Impact maken we samen
Wil je meer weten over de landbouwtransitie en wat Squarewise hierin betekent? Jeanet gaat graag met je in gesprek! Neem contact op via vanderwoude@squarewise.com
Van gangbaar melkveebedrijf naar gemengd, agroecologisch bedrijf. Dat is de weg die transitiemaker Johannes Regelink is ingeslagen met Burgerboerderij De Patrijs. Wat komt daarbij kijken? En wat zegt dat over ons landbouw- en voedselsysteem? Collega-landbouwtransitiemaker Jeanet van der Woude bezoekt Johannes regelmatig op z’n boerderij. Samen bespreken ze uitgebreid de lessen en uitdagingen van De Patrijs. Dit keer: ander veevoer.
Onlangs sprak ik Johannes bij Burgerboerderij De Patrijs over de voeding van de 72 koeien. Na de overname van de boerderij eind 2022 zocht het team van De Patrijs al snel naar duurzamere alternatieven voor het voer. Geen mais en krachtvoerbrokken met soja meer. Maisteelt is niet goed voor de bodem- en waterkwaliteit. En sojateelt leidt tot grootschalige ontbossing in landen als Brazilië. Voor De Patrijs zijn bodem, water, biodiversiteit en circulariteit thema’s waar het bedrijf hoog op wil (gaan) scoren.
Johannes: “Mijn eerste idee was om brokken uit restromen van de voedingsmiddelenindustrie te laten maken. Onze voeradviseur vond dat een goed idee, maar vond ook dat het nog slimmer kan. Hij gaf aan dat reststromen in natte vorm ergens uit een fabriek komen. Die kun je dan drogen, vermalen en in een brok stoppen, maar dat is omslachtig en kost veel energie. Het is beter om ze in natte vorm aan de koeien te voeren.

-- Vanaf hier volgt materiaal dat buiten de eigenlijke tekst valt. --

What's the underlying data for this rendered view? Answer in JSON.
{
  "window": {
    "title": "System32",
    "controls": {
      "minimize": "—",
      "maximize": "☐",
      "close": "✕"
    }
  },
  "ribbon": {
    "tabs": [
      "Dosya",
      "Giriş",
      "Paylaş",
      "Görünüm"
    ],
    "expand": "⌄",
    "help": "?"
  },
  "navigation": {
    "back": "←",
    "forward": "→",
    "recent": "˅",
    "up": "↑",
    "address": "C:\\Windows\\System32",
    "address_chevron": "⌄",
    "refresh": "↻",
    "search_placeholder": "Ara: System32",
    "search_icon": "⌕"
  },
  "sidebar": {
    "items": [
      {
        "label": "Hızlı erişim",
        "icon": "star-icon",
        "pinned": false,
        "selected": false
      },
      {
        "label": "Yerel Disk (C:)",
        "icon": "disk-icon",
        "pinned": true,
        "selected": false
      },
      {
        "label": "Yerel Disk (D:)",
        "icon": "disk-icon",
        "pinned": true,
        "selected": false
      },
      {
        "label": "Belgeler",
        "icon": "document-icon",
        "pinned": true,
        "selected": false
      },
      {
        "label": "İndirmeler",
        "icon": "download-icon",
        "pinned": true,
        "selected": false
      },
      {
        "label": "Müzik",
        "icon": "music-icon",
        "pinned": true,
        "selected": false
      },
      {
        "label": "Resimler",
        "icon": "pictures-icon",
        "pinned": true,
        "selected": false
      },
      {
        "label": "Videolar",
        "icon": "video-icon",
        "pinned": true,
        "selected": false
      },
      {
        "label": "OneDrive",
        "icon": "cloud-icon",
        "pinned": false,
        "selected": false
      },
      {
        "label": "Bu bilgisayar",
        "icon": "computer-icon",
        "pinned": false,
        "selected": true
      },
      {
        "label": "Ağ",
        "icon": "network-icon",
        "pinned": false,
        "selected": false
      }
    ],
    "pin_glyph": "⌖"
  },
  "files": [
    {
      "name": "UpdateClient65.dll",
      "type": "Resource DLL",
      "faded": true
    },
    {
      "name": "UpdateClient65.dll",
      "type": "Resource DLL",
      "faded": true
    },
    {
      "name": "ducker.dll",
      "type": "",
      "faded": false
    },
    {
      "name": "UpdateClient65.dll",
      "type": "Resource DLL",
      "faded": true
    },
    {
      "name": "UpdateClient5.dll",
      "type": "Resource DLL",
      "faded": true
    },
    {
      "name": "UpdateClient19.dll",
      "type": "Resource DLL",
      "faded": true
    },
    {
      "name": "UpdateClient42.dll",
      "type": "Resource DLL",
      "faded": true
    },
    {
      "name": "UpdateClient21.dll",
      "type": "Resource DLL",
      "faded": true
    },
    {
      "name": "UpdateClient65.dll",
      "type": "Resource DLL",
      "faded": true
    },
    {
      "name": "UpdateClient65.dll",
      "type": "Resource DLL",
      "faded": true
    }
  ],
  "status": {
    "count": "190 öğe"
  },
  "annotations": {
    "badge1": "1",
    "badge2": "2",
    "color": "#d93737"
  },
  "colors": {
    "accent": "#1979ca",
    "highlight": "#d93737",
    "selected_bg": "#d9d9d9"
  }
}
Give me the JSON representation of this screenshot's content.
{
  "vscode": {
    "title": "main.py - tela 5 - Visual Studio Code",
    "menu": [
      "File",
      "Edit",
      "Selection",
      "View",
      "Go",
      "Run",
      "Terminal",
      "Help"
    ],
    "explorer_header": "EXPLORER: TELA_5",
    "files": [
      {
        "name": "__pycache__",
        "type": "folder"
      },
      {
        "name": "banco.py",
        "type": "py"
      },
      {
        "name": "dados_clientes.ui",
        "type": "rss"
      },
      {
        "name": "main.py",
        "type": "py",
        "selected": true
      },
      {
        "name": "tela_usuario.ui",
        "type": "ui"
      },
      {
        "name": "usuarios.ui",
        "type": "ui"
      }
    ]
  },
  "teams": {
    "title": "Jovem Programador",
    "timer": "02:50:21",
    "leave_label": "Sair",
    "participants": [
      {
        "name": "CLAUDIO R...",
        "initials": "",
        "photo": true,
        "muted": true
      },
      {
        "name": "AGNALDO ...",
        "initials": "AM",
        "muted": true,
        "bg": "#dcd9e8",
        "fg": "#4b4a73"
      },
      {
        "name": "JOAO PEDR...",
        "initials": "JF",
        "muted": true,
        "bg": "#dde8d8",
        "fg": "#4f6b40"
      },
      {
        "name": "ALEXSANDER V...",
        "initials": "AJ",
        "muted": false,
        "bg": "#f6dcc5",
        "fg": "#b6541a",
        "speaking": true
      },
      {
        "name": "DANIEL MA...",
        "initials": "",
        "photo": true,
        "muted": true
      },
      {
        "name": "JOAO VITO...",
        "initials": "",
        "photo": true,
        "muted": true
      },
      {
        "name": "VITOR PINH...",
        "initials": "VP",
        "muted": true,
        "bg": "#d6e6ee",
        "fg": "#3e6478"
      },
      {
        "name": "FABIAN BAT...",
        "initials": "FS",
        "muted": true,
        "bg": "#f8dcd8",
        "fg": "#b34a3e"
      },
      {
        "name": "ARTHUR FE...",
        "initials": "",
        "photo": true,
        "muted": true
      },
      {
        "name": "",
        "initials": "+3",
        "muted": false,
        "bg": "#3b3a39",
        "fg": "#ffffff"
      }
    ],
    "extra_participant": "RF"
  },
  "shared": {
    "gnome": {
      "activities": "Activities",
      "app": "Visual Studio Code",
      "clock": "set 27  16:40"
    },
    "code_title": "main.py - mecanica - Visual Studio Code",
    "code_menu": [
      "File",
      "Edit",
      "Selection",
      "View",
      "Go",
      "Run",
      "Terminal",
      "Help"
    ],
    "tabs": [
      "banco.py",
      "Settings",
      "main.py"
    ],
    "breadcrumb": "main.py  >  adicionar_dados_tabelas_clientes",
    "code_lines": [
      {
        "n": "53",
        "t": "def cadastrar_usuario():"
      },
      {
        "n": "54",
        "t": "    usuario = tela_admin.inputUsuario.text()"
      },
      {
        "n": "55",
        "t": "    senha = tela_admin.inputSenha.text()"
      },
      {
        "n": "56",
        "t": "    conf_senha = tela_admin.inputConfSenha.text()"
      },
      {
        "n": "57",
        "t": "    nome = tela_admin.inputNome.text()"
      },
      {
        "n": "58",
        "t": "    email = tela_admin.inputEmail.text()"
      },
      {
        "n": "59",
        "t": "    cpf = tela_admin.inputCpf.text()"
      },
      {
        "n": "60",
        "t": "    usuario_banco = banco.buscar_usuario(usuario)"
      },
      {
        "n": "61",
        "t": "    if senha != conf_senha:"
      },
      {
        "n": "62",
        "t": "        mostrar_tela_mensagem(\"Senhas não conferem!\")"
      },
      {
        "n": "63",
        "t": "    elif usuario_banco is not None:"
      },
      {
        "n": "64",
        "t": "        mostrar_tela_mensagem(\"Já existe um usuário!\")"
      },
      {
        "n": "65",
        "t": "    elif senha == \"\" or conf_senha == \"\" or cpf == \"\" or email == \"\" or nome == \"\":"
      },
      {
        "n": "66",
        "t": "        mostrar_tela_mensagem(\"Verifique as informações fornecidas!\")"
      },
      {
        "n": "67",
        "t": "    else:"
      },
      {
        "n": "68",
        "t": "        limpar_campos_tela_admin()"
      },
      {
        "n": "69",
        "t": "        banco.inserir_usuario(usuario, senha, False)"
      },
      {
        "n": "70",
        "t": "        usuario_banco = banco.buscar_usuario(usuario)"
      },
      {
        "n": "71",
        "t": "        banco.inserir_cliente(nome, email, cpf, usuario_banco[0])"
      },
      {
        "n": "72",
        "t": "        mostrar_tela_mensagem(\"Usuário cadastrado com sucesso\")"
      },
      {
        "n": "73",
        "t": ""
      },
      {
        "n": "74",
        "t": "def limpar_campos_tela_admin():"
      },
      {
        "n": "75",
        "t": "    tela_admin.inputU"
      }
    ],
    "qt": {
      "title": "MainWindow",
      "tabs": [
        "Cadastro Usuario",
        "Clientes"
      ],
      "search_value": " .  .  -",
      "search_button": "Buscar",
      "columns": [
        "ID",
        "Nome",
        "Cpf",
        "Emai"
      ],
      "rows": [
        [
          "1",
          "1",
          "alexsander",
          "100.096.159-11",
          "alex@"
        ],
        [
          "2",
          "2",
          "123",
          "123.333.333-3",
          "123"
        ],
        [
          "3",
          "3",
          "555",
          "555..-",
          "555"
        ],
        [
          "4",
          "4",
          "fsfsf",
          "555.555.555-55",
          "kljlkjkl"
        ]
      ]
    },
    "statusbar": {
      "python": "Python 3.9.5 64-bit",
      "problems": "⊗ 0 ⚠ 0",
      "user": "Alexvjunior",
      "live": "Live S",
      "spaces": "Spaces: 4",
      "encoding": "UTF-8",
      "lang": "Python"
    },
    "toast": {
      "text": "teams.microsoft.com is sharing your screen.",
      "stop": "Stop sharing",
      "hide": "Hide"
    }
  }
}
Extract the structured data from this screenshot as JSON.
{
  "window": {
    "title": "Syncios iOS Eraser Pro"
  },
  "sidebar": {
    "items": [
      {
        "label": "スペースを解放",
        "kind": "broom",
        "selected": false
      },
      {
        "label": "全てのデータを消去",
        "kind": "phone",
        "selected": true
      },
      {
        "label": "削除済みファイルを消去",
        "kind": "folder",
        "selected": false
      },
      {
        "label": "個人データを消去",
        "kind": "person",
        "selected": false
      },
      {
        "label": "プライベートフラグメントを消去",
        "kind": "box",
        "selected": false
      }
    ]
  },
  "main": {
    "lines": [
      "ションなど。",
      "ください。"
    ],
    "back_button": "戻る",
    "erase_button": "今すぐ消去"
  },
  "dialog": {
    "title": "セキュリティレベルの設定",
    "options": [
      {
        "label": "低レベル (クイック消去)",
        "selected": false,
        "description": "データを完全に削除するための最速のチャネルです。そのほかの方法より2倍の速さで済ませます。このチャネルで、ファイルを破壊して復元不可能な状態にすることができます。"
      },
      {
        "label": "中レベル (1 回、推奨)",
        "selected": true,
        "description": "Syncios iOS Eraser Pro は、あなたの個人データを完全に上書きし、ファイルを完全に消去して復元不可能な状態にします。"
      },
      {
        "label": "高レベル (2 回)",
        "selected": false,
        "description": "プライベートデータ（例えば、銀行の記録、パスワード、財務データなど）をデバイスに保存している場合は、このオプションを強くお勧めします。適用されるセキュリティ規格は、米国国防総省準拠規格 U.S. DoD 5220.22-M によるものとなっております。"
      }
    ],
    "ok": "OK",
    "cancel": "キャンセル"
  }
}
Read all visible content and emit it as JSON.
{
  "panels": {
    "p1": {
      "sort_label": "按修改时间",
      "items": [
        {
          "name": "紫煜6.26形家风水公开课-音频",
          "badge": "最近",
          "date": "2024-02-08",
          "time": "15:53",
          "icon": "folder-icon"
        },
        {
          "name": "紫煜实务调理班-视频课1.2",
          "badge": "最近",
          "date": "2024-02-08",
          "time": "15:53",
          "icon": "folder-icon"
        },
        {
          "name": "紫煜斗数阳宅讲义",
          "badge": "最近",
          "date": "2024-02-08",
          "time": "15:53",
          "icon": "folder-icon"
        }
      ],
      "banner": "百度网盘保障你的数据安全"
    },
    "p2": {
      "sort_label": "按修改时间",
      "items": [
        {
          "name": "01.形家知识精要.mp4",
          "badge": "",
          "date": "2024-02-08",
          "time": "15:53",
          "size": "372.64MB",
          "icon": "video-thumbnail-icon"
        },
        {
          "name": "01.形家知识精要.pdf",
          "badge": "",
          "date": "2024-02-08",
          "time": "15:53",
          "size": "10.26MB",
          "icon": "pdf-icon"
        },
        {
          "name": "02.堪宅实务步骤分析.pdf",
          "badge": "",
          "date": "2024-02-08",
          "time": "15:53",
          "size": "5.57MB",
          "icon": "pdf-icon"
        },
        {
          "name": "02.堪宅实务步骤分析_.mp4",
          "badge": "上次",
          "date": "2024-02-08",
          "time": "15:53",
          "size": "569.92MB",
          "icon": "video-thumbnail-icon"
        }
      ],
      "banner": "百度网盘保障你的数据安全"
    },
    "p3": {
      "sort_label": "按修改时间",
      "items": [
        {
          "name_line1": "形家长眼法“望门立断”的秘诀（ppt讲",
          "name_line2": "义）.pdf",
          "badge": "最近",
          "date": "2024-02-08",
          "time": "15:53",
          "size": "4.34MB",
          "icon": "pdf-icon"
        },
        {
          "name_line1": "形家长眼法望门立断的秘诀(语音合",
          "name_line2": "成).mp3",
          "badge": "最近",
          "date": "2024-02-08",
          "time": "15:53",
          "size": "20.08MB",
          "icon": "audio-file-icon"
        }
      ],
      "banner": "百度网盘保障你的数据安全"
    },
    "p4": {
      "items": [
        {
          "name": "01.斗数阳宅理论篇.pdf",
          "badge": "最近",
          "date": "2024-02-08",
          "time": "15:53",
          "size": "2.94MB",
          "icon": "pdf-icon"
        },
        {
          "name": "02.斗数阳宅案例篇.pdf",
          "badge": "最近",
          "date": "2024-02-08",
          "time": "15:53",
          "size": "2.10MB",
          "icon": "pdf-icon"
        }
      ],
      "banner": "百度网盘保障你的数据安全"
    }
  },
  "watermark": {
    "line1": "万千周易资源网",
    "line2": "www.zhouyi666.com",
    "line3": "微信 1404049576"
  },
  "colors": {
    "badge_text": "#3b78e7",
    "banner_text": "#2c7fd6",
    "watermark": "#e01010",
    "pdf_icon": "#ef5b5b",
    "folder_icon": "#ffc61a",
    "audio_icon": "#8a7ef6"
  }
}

Eigenlijk hadden we daar geen plek voor op ons erf en niet genoeg koeien, waardoor het lastig is om de reststromen goed te houden. We besloten de bestaande kuilen met veevoer open te maken en alles te vermengen: gesneden gras (van alle sneden van vorig jaar wat), mais, bietenpulp met graanresten uit bio-ethanol en erwtenhullen. De koeien vinden het heerlijk. Dat snap ik wel. Als je dit ruikt, krijg je er gewoon zin in. En onze melkproductie is zelfs omhooggegaan. Niet het doel, maar wel een leuke bijkomstigheid.”
“Wie je voeradviseur is, is heel belangrijk. Behartigt die de belangen van de gevestigde veevoerindustrie? Of staat degene ervoor open om nieuwe dingen uit te proberen? Onze eerste adviseur had een berekening gemaakt van de ‘juiste’ hoeveelheid voer, maar daarvan bleef de helft aan het voerhek liggen. We voerden dus twee keer meer dan de koeien aten. Dat moest anders, maar de adviseur maakte geen tijd om mee te denken. Dat werkt niet. Onze nieuwe adviseur is zelf eigenlijk ook een soort transitiemaker. Dat werkt!”
We praten nog even door over hoe meer boeren zouden kunnen overstappen naar ander voer. Voer dat minder schadelijk is voor bodem, klimaat, water en biodiversiteit. Enerzijds bevestigt Johannes de belangrijke rol van kennisdeling: “Door met een breed publiek over onze stappen te communiceren, motiveren we andere boeren over de mogelijkheden. Wie interesse heeft, is altijd welkom om langs te komen en mee te leren.” Anderzijds concluderen we dat het flink helpt als de overheid aanstuurt op echte kringlooplandbouw. Geen gesleep meer met voer en mest over grote afstanden, maar dicht bij huis de voer-mest cirkel rond maken. Dat grond, machines en arbeid in Nederland duurder zijn dan in de meeste andere landen van de wereld, helpt hierbij niet. Daarover meer in ons volgende gesprek.